Mi piacerebbe che chi governa, e chi si propone di farlo, partisse dalla valutazione degli interessi materiali e morali delle cittadine e dei cittadini. Non solo di quelli di oggi, ma anche di quelli di domani, e che su questa convinzione basasse le sue scelte a proposito dei patrimoni della cultura, del paesaggio e del territorio. Non solo di quelli che hanno voce in capitolo, ma “dell’uomo che va in tram”, per usare il titolo di un bel libro di Carlo Melograni: della donna e dell’uomo che lavora, che vive col suo salario, che non usa l’automobile per andare al lavoro, non usa la scuola privata per i suoi figli, non si cura a Lugano ma alla ASL locale.

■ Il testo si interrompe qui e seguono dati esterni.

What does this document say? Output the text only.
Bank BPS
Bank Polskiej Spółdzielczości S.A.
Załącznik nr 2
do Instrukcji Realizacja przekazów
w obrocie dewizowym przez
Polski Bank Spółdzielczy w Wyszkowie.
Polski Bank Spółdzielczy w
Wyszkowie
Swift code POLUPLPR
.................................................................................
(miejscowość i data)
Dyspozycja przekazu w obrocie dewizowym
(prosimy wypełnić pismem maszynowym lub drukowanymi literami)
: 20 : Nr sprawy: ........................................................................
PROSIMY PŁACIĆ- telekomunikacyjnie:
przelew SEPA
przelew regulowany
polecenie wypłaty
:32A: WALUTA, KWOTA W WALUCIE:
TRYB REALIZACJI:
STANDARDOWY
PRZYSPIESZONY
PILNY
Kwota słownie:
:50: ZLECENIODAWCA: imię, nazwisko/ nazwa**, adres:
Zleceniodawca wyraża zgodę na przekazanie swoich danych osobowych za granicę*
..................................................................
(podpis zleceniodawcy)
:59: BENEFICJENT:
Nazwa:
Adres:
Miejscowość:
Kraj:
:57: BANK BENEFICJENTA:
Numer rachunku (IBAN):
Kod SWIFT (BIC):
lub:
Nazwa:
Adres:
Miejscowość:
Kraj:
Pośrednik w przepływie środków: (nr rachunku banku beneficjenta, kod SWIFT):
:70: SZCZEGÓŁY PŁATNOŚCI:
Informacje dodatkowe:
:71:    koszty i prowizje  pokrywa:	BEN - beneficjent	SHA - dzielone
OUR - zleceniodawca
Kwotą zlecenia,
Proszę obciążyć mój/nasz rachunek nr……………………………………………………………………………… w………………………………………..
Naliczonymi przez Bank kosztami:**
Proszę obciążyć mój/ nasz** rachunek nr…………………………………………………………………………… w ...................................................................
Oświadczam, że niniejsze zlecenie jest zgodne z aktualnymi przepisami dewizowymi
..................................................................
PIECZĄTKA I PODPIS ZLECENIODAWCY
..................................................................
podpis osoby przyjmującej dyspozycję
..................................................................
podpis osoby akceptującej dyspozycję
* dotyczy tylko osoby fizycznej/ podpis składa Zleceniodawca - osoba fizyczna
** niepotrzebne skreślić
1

Mi piacerebbe che perciò dimostrasse consapevolezza del fatto che, in una società complessa come la nostra, molte esigenze vitali possono essere soddisfatte solo con un forte rilancio dei valori, e degli strumenti, della collettività in quanto tale, e quindi anche del pubblico: penso alla scuola, alla salute, alla mobilità, all’abitare. E penso a una cultura ridotta a distorcente spettacolo e a veicolo di consumi inutili e sempre più spesso dannosi (lo dimostrano le nuove malattie sociali, come l’obesità), a causa anche di una colpevole assenza di impegno, dei partiti non accucciati nella difesa degli interessi dominanti, sul terreno cruciale delle comunicazioni di massa. (Un’assenza, occorre precisare, che non è cominciata con il governo D’Alema).
Mi piacerebbe che riconoscesse che la scomparsa delle grandi ideologie (e quindi dei grandi progetti di società, dei grandi ideali, delle grandi speranze) ha delegittimato i partiti, e che quindi, se questi non vogliono ridursi a camarille preoccupate solo di conservare il propria fetta di potere, la ricerca e la promozione della partecipazione popolare è una scelta obbligata, non un optional: è l’unica strada attraverso la quale si può tentare (con molta fatica, con molto impegno, con molta intelligenza) di ritrovare una sintonia durevole tra eletti ed elettori, tra rappresentanti e rappresentati, e quindi le ragioni di una nuova politica.
Per tutte queste ragioni (e anche perché sono un urbanista) mi piacerebbe che il tema di fondo, attorno al quale tutti gli altri si annodano e trovano riscontro, fosse quello del governo della città e del territorio. Non nell’astrazione delle tecniche che di loro si occupano, ma nella loro concretezza, nella fisicità, nella funzionalità e nella disposizione dei loro elementi: le case (disponibili o no per chi ha un reddito di lavoro) e le strade (libere per i pedoni, le carrozzine, le biciclette e i tram, oppure intasate di automobili), le campagne (destinate alla ricreazione, alla salute, alla produzione di derrate sane, oppure all’edificazione attuale o futura) e i fiumi (utilizzati dalle acque che scorrono sopra e sotto il suolo e alimentano le nostre essenziali risorse, o dalle costruzioni in golena e dai rifiuti in alveo), i servizi scolastici, sanitari, commerciali, sportivi (facilmente accessibili, collegati da una rete di percorsi piacevoli e sicuri, oppure casualmente sparpagliati sui lotti residui e marginali) e i servizi di trasporto collettivo (comodi, frequenti, intelligentemente connessi nelle loro modalità e disegnati in relazione alla domanda di mobilità, oppure casualmente collocati segmento per segmento e distrattamente gestiti).
È la politica urbanistica insomma, nelle sue tre funzioni strategica, regolativa e operativa, che dovrebbe essere insomma al centro delle discussioni e decisioni politiche, nelle città e nelle province. E domani, molto presto, anche nelle regioni e nella Repubblica. È su questi temi che le opzioni delle diverse parti dovrebbero essere chiare, la scelta tra i diversi interessi esplicita, il consenso popolare (del popolo, non dei soliti interessi forti) attivamente ricercato. Non mi pare – almeno dalla lettura dei giornali e dagli sporadici riscontri personali – che di questi temi si parli molto, nel paese oscillante tra un berlusconismo con Berlusconi e un berlusconismo senza.